Like many great practitioners of martial arts, Mahama Cho’s ability to fight grew out of a need to defend himself. The 28-year-old, who competes for Team GB in taekwondo, was born in Ivory Coast, but moved to London at age eight after a difficult early childhood.
Mahama was raised by his grandmother because his father lived in the UK and his mother was ‘not in the state of mind’ to look after him. In an interview with BBC, Mahama described those early years, when it was just his grandmother and him, as being defined by struggle.
‘We make the most of the resources we have, but Africa is a tough area to grow up in.’ Cho, who is a practising Muslim, went to an Arabic school in the coastal city of Abidjan, where things were particularly difficult.
‘I used to get bullied a lot, I was challenged every day after school simply because I was strong, and I’d come home with bruises.’
It all became too much for his grandmother, who demanded that his father, Zakaia, allow Mahama to live with him in England. Zakaia, a former taekwondo champion, was teaching the sport in London, and agreed to let his son come live with him.
Mahama, thanks to his stature, had drawn the wrong sort of attention as a kid in Ivory Coast. After arriving in London, at only 8 years old, he now faced a whole new set of challenges.
‘I remember getting on the plane and just staring at my dad thinking “wow, I’m going to be living with him”. To arrive and be hit by the cold air, which we just don’t have in Africa, was amazing.’

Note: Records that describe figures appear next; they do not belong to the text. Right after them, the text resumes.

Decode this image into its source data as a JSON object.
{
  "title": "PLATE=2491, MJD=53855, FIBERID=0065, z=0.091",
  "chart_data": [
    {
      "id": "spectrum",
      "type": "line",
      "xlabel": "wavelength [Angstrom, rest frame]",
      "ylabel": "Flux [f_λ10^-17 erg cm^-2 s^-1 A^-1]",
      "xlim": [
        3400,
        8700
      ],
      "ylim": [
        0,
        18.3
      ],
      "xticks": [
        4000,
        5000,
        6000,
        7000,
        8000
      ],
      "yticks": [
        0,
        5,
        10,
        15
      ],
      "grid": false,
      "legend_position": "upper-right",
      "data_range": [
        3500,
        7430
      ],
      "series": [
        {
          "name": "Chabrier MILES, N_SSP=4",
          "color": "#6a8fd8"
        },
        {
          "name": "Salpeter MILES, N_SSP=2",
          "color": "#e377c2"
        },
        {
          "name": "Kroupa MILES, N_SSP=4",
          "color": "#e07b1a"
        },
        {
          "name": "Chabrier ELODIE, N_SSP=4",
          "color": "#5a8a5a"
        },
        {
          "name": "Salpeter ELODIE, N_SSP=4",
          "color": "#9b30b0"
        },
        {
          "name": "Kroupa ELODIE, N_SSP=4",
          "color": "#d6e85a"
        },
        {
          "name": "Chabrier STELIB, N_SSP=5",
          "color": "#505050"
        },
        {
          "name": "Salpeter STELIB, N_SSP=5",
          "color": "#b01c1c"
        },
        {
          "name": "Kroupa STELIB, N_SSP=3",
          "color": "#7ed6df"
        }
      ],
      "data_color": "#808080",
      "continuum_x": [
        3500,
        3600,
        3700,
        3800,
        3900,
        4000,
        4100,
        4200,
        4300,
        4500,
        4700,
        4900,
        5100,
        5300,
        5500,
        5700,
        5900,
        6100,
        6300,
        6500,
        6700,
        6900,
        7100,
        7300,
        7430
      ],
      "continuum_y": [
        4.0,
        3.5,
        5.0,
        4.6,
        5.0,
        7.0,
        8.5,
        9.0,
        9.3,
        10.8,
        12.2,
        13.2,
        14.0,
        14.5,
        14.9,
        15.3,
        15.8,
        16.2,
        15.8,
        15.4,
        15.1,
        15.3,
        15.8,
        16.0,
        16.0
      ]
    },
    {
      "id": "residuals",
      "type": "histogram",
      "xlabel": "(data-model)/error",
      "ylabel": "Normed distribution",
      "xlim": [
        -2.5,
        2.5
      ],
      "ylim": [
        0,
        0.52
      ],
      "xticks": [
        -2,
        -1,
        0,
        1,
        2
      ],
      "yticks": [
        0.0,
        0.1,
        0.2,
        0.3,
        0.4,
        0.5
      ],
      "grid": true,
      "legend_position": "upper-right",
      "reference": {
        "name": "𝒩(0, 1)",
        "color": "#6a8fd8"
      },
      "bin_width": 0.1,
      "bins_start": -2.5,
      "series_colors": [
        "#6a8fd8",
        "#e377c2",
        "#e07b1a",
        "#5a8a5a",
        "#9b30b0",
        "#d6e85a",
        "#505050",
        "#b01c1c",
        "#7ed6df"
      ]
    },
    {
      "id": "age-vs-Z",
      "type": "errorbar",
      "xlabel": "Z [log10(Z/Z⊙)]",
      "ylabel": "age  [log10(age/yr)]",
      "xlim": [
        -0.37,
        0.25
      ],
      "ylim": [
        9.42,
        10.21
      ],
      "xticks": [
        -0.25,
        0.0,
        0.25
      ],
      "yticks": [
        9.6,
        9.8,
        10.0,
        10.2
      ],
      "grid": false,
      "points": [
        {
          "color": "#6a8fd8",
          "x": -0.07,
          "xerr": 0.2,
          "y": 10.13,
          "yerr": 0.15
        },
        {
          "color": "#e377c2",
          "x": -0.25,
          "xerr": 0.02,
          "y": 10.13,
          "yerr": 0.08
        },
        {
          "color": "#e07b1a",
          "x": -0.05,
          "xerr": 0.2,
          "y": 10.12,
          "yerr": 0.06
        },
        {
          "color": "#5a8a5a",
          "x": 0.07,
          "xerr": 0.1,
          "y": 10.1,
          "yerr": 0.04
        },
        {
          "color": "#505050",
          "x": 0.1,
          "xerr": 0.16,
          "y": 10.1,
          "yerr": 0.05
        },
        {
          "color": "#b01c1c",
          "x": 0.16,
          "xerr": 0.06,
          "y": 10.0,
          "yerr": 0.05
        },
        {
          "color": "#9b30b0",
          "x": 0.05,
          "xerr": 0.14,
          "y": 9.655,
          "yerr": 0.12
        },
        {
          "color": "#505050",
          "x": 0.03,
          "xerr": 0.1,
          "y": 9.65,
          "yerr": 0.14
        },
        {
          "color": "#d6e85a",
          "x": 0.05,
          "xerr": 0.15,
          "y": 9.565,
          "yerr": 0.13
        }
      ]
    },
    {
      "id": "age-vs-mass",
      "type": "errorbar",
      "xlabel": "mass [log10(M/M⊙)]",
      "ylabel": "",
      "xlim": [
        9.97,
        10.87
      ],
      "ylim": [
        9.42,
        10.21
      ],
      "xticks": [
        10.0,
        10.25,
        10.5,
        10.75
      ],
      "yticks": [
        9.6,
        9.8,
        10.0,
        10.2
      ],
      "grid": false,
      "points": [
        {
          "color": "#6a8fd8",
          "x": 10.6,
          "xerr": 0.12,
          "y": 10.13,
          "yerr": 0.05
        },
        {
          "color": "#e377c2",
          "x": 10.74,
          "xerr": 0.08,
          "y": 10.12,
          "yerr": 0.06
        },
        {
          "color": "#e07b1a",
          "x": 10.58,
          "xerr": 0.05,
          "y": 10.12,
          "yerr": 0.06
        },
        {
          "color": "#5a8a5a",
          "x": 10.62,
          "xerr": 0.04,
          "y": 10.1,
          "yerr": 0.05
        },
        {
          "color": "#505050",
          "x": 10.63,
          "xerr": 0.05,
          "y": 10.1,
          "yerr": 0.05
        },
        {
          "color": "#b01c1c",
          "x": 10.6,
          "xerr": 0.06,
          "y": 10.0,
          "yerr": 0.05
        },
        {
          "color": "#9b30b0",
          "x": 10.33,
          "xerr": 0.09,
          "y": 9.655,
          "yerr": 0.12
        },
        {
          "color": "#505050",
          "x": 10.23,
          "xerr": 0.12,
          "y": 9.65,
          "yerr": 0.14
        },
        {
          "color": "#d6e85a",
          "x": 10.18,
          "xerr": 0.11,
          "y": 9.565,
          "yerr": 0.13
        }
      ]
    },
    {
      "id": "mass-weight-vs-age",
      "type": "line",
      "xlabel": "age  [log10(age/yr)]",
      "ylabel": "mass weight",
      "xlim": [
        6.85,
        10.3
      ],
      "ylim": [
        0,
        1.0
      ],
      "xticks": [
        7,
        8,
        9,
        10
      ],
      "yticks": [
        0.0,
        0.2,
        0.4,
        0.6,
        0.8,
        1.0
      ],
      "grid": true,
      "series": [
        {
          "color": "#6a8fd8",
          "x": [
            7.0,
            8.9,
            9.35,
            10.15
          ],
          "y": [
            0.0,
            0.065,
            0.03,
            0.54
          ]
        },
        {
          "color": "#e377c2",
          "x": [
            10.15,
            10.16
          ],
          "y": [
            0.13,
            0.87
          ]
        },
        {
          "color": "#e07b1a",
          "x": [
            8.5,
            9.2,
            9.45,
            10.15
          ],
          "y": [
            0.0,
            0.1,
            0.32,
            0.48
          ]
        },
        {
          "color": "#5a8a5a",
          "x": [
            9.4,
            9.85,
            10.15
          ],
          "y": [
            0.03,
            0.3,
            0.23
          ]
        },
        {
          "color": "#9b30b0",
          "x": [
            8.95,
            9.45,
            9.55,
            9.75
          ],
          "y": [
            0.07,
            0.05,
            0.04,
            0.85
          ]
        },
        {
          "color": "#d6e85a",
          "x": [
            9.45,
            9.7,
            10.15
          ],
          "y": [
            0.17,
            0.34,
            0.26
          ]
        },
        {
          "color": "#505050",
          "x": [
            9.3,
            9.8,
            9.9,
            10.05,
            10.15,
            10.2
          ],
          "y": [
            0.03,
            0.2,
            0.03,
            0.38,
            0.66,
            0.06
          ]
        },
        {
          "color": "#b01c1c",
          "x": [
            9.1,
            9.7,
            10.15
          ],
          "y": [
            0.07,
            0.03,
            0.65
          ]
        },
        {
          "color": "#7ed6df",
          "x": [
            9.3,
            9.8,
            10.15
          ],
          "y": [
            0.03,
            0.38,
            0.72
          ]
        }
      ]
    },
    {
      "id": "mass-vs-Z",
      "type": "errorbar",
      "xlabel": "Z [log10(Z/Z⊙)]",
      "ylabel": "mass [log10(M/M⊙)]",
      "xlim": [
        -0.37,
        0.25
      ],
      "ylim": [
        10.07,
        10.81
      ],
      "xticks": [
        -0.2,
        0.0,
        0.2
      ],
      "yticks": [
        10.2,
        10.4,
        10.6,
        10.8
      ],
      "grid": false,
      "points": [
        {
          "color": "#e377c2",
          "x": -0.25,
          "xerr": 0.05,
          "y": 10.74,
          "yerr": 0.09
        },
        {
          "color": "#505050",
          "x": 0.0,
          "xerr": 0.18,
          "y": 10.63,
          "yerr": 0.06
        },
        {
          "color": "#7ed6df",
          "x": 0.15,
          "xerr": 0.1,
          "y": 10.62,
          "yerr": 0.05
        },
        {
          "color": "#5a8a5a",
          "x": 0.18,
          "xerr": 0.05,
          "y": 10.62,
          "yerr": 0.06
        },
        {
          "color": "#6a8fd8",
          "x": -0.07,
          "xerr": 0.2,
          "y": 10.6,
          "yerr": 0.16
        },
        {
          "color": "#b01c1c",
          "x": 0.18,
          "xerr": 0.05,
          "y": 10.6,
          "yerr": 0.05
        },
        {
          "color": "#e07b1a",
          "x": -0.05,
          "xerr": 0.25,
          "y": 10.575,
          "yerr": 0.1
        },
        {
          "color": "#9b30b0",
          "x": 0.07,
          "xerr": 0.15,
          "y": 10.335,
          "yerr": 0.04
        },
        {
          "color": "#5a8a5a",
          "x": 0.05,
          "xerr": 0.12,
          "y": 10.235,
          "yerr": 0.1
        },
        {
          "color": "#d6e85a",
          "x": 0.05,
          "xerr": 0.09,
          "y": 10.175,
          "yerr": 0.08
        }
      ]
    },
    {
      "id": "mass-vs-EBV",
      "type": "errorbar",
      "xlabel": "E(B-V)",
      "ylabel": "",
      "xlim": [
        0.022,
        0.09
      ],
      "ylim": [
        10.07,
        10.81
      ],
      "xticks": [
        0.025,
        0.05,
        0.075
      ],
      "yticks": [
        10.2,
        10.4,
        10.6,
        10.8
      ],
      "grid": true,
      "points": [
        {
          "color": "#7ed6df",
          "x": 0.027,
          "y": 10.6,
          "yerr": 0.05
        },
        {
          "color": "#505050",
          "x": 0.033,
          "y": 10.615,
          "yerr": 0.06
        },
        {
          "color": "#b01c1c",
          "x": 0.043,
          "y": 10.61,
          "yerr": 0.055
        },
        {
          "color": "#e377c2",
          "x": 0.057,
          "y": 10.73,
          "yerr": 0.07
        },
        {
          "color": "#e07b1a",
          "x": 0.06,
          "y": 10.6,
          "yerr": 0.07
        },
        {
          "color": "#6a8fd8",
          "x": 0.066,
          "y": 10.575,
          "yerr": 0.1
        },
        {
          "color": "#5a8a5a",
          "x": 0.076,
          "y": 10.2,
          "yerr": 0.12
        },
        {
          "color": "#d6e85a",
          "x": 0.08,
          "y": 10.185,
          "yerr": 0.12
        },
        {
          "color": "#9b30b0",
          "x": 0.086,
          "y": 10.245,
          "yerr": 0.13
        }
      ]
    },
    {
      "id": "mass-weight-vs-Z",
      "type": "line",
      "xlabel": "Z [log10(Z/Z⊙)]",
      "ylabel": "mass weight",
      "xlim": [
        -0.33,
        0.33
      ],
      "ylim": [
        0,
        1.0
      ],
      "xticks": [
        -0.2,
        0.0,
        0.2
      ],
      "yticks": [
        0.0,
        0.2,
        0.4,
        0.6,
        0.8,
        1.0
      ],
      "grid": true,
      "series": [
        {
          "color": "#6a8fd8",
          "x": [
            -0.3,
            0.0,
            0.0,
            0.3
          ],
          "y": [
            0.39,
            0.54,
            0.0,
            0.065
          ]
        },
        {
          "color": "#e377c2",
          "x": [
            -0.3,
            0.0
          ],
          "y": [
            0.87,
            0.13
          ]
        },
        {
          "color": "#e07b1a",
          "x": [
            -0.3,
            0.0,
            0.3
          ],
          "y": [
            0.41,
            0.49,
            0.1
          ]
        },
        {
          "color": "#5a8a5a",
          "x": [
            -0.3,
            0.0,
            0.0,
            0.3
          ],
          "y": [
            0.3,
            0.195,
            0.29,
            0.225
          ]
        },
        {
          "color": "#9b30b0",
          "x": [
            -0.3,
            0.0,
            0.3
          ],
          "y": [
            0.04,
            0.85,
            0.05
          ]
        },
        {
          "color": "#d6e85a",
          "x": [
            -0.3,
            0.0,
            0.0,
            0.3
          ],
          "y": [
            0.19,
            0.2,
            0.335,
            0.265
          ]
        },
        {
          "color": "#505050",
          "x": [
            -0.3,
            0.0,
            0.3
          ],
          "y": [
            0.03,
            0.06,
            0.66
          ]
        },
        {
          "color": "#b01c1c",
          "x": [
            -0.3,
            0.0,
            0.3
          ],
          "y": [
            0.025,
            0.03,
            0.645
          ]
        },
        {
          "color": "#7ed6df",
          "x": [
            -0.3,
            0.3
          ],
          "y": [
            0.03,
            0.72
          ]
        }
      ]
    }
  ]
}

Mahama settled with his dad in Stockwell, south London. Along with not being able to speak English, Mahama was subjected to racial abuse, but he found comfort in the new friendship he formed with his stepbrother, David.
‘We were soul-mates but people wouldn’t accept it because he [David] was white and I was black and they would call us names….People used to try and choke him and put him to sleep and even though he was older, I was stronger so I would run in and protect him all of the time.’
His father, who had originally been reluctant to teach Mahama taekwondo, soon saw that he would need it to not only defend himself. Zakaia began to coach him.
‘I was trying my best to stay on the straight and narrow and be a role model but I’d just get dragged into fights – it wasn’t ideal,’ Mahama told BBC.
‘I think taekwondo probably saved me more than anything else; the discipline put me on the straight path.’
Mahama pins some of his success on the difficulties he faced growing up: ‘I utilise the pain and hardship I’ve experienced since childhood as motivation every day.’ However, he also believes his Muslim faith has provided him with a strength and contentment he wouldn’t otherwise have.
‘Religion is a big thing for me, it’s the one thing other than taekwondo which has probably made me survive because of the strength it gives me….It [Islam] is not about the hatred and the fights that you see, it’s more about caring for one another and sharing your peace and I want to bring peace in the eyes of children.’
As a teen, Mahama was a promising footballer who had trials with a number of professional clubs. Amazingly, it was his compatriot and fellow Muslim, former Arsenal player Kolo Toure, who would remind him to stay humble: ‘He used to give me advice – to be humble, not to let becoming famous make you big-headed, and that I should always listen to my parents.’
Despite his footballing career, Mahama was invited to train with the British Taekwondo squad. He now had to make a choice. Thanks to his preference for one-on-one competition, he chose fighting over football. Along the way, he’s faced setbacks with injury and indecision on who to compete for (he represented France in his younger years).
Now fully committed to Team GB, Mahama has won three World Taekwondo Grand Prix medals and he narrowly missed a podium spot in the +80kg category and the 2016 Olympics.
Even so, it marked an incredible journey from fighting off schoolyard bullies in Ivory Coast to competing on the biggest stage at the Olympics in Rio. Mahama Cho proves that with self-belief, dedication and faith, there are few obstacles you can’t overcome.